Lesson Recommendation
Anonymity is critical Never reveal trader identities to managers
Incentives matter Play-money markets need supplemental incentives (prizes, recognition)
Minimum liquidity threshold Do not publish market prices as forecasts until at least 30 unique traders have participated
Topic selection Focus on questions where information is dispersed across the organization
Gaming defense Monitor for coordinated trading; establish a market-integrity committee
Management buy-in Frame markets as complementary to existing processes, not replacements

Discussion Questions

  1. TechCorp's market was more accurate than management for launch dates but the advantage was smaller for revenue forecasting.

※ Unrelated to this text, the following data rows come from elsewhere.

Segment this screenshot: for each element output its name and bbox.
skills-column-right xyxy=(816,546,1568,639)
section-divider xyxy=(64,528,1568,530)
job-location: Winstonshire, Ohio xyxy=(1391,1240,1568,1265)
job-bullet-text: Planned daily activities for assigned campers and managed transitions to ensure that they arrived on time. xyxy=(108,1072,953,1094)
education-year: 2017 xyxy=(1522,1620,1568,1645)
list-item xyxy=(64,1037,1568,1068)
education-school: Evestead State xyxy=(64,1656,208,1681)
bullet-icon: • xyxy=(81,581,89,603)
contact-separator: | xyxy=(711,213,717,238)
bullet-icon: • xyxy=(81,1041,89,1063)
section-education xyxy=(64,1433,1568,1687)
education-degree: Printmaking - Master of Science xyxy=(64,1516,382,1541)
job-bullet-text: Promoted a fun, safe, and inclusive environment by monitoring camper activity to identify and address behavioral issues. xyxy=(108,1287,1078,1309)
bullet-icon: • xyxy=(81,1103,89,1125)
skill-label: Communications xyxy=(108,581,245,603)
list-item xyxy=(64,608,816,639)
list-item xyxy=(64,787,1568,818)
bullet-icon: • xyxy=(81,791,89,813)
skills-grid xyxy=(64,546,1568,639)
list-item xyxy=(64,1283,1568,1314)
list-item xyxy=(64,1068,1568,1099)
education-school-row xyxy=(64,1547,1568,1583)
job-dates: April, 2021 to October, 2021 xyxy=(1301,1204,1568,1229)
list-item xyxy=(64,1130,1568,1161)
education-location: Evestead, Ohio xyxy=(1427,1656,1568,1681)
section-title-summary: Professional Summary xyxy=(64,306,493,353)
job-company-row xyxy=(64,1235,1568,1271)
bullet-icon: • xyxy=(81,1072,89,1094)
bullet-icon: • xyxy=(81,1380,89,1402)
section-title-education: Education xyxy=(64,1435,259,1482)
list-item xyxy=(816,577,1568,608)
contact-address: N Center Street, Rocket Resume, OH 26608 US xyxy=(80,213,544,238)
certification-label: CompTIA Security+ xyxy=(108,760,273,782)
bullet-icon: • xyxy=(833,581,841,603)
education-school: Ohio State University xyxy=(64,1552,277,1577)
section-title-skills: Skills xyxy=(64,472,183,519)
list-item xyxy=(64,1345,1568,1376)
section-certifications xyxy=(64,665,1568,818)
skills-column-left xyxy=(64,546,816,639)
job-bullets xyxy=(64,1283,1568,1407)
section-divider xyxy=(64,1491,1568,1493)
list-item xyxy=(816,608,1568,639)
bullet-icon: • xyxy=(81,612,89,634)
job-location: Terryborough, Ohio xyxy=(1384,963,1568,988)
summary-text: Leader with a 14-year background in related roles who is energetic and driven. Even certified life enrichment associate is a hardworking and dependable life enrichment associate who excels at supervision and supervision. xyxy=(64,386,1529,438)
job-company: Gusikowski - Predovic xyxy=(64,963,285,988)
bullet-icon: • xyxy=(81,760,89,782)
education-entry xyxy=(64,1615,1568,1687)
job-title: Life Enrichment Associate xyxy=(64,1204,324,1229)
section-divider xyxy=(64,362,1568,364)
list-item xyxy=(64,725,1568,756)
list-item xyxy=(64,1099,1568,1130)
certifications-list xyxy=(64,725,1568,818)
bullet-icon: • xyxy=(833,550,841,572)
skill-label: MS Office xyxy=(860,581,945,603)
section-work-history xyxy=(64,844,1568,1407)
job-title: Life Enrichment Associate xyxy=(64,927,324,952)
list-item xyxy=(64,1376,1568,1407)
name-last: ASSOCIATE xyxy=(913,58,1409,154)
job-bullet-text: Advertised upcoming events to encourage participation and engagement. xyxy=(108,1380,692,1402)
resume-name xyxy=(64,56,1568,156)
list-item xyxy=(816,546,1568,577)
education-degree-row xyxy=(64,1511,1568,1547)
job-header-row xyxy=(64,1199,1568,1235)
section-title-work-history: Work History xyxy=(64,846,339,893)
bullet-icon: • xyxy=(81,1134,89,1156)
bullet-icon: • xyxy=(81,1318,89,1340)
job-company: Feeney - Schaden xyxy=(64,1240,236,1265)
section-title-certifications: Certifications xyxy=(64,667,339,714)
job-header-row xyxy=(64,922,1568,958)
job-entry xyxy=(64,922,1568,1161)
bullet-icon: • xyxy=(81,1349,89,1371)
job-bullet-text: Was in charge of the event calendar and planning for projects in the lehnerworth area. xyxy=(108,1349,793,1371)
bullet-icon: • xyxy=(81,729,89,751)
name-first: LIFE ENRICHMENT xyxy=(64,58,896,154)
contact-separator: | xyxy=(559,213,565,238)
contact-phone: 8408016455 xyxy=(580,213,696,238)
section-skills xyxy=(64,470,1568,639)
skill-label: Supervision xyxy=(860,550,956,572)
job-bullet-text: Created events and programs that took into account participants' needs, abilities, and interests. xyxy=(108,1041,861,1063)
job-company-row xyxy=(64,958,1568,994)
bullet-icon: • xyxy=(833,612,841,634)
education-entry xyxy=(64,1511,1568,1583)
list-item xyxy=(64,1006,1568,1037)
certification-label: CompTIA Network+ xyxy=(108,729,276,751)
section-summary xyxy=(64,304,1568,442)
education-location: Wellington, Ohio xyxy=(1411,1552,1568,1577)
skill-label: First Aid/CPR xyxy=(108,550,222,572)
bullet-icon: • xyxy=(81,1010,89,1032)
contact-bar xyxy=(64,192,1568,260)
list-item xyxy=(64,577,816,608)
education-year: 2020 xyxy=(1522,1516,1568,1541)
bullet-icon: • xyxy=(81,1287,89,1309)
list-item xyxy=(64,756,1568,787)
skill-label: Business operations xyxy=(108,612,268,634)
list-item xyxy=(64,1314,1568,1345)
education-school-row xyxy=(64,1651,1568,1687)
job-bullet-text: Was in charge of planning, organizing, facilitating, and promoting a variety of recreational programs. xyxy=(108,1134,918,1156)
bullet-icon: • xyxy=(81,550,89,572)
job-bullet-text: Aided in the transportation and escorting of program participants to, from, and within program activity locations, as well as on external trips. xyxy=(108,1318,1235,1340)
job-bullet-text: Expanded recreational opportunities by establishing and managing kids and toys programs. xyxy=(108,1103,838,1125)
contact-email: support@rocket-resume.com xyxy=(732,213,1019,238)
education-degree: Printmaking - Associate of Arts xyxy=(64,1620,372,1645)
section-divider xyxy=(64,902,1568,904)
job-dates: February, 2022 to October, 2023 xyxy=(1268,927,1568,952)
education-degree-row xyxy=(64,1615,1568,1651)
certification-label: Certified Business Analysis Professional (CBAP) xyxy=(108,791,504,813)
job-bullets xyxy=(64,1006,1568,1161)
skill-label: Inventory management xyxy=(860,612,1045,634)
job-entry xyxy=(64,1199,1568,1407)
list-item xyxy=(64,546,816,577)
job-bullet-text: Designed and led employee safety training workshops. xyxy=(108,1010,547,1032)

Why might this be? Consider the type of information each group has access to.

  2. Should TechCorp have used real money instead of play money? What are the pros and cons in a corporate setting?

  3. Two markets were voided due to suspected gaming. How should the platform team distinguish between legitimate trading (an informed employee betting heavily) and manipulation (a group coordinating to influence a decision)?

  4. If you were advising TechCorp's CSO, would you recommend expanding the program company-wide? What changes would you make to the design?

  5. A VP complained that the market "demoralized the team" by predicting a missed deadline. How should the CSO respond? Is there a way to get the forecasting benefit without the morale cost?

  6. How would you design a controlled experiment to rigorously test whether TechCorp's prediction markets improve decision-making (not just forecasting accuracy)?


Mini-Project Extension

Design Your Own Corporate Prediction Market

Write a 2-page proposal for implementing a prediction market at a real or fictional organization of your choice. Your proposal should include:

  1. Three specific markets you would launch, with full question text and resolution criteria.
  2. Participant design: Who participates? How are they incentivized? Is trading anonymous?
  3. Risk mitigation: How will you address gaming, low participation, and management resistance?
  4. Success metrics: How will you know after 6 months whether the program is working?
  5. Python prototype: A script that simulates 6 months of trading data for your proposed markets and produces a dashboard showing accuracy, participation, and calibration.